03 nov 2004 . Actualizado a las 06:00 h.

?l 4, el 9, el 11, el 13, el 36, el 38. No se molesten en buscar extrañas conexiones entre esta serie de números. Aunque la secuencia vale su peso en oro, esto no es El código Da Vinci . Se trata de algo más sencillo y sustancioso: la combinación de la Bonoloto que se ha hecho con el único premio de primera categoría en el sorteo del pasado martes. El boleto, sellado a última hora de la mañana en la librería Domlópez, de O Piñeiriño, concentra seis aciertos más otras seis pedreas de cinco. Total, 332.700,32 euros, cincuenta y cinco millones sobrados de las pesetas de antes, para entendernos. En definitiva, desde esta semana pasea por ahí un nuevo millonario.
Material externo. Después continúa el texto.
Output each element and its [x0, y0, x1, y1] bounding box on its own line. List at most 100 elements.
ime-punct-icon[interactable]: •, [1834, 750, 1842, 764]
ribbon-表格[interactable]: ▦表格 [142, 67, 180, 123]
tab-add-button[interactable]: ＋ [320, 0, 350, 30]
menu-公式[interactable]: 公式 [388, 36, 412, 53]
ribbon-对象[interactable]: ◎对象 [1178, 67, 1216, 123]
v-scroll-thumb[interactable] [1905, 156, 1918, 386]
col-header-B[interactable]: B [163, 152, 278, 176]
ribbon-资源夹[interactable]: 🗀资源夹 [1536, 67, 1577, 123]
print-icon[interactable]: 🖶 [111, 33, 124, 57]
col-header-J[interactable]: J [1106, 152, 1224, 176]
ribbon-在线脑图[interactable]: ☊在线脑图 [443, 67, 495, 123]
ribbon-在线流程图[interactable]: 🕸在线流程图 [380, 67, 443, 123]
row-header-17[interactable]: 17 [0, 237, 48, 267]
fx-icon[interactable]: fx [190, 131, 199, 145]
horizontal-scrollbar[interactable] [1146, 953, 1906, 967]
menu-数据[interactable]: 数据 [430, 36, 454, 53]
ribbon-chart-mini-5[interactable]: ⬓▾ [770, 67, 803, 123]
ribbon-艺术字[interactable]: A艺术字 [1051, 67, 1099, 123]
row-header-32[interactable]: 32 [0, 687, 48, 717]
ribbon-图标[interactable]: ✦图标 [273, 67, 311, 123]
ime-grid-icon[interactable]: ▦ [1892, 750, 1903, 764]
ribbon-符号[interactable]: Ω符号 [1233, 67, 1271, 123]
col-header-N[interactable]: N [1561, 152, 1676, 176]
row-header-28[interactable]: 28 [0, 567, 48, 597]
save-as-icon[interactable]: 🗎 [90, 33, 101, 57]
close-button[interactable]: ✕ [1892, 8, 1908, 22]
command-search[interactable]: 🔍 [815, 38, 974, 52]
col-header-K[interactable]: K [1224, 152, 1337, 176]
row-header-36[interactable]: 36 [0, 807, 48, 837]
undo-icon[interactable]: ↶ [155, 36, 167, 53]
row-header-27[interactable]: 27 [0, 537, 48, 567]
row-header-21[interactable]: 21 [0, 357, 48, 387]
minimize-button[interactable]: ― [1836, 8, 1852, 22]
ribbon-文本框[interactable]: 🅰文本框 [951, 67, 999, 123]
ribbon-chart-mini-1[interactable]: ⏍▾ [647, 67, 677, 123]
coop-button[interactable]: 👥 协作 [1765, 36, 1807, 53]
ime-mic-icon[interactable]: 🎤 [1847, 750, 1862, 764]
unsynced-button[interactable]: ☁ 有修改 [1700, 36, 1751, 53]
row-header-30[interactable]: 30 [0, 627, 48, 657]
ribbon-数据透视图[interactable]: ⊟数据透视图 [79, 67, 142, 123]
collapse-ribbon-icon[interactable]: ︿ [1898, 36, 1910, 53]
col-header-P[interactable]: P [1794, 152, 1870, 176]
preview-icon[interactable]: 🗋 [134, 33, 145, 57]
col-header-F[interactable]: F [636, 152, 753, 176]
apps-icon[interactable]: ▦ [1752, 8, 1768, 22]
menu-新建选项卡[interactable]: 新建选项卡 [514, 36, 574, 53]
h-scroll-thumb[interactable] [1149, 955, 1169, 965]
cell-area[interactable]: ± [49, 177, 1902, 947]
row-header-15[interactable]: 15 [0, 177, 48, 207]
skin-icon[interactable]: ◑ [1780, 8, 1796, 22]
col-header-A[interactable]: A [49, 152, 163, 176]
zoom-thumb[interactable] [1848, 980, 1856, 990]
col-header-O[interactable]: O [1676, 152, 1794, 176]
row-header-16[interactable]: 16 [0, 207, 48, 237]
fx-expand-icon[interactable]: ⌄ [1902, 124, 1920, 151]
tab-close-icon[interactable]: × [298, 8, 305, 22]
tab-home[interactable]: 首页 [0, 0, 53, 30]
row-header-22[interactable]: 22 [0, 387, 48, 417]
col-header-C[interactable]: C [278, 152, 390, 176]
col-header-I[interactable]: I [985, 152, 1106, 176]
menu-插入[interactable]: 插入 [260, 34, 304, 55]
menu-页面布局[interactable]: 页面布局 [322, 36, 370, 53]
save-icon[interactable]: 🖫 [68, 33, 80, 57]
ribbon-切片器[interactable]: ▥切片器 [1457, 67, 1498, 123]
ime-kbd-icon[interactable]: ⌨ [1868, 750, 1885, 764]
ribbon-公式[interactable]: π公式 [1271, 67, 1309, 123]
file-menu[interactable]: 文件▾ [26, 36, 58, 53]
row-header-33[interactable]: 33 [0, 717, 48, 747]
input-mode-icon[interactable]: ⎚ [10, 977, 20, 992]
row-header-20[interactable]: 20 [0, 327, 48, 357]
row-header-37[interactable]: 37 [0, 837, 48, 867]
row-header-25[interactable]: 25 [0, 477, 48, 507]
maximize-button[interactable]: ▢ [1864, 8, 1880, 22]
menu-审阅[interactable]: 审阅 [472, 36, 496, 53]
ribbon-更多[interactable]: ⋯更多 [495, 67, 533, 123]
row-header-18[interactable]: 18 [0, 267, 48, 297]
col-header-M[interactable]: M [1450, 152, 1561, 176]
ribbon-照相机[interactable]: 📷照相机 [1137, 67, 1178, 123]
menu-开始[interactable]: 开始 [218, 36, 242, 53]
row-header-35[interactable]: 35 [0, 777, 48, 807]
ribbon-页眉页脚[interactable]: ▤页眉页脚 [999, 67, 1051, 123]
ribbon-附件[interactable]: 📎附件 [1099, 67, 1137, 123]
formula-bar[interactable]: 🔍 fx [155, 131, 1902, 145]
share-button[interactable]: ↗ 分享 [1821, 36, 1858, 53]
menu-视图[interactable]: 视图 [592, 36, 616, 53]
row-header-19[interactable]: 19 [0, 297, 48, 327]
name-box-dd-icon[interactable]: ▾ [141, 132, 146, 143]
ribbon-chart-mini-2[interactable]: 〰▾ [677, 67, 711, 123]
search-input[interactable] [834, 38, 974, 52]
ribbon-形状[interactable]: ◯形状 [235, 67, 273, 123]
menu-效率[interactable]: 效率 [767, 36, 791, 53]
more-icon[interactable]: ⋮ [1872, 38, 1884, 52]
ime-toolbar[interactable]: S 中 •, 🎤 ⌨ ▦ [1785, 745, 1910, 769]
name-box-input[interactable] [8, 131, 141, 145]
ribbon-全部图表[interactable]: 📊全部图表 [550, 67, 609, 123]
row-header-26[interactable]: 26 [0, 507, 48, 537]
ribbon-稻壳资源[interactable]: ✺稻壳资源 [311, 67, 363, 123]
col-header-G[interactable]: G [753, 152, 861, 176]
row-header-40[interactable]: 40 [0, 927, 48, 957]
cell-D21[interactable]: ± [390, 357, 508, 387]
No es seguro que sea de Vilagarcía. Porque Isabel Domínguez López, la propietaria de la librería, no conoce la identidad del agraciado personaje. Pero tiene sus sospechas. La apuesta, una múltiple de siete, podría estar en el bolsillo de un joven, como mucho treinta años, que se deja caer cada semana o cada quince días por el establecimiento, camino del complejo deportivo municipal. El cliente inquieto Como las noticias vuelan más que corren, el personal se acercó ayer con profusión a Dómlópez. El marido de Isabel, Manuel Crespo, se afanaba en las obras de reforma del local, que se está poniendo de primera para, entre otras cuestiones, acoger debidamente la terminal de Loterias y Apuestas del Estado que allí funciona desde hace nueve años. «Lástima que o premio chegue agora, gostaríanos que fose coa reforma xa rematada, porque a libraría vai quedar moi ben», comenta Manuel. En esto, entra por la puerta un cliente de los de confianza. «Oye, ¿ha aparecido ya el del premio? Porque yo había sellado una y tiré el boleto sin darme cuenta». Isabel tranquiliza la conciencia del inquieto usuario. La apuesta no es la suya. El ganador, que sigue sin dar señales de vida, se lo puede tomar con calma. Tiene tres meses por delante para confirmar el billete y cobrar sus millones.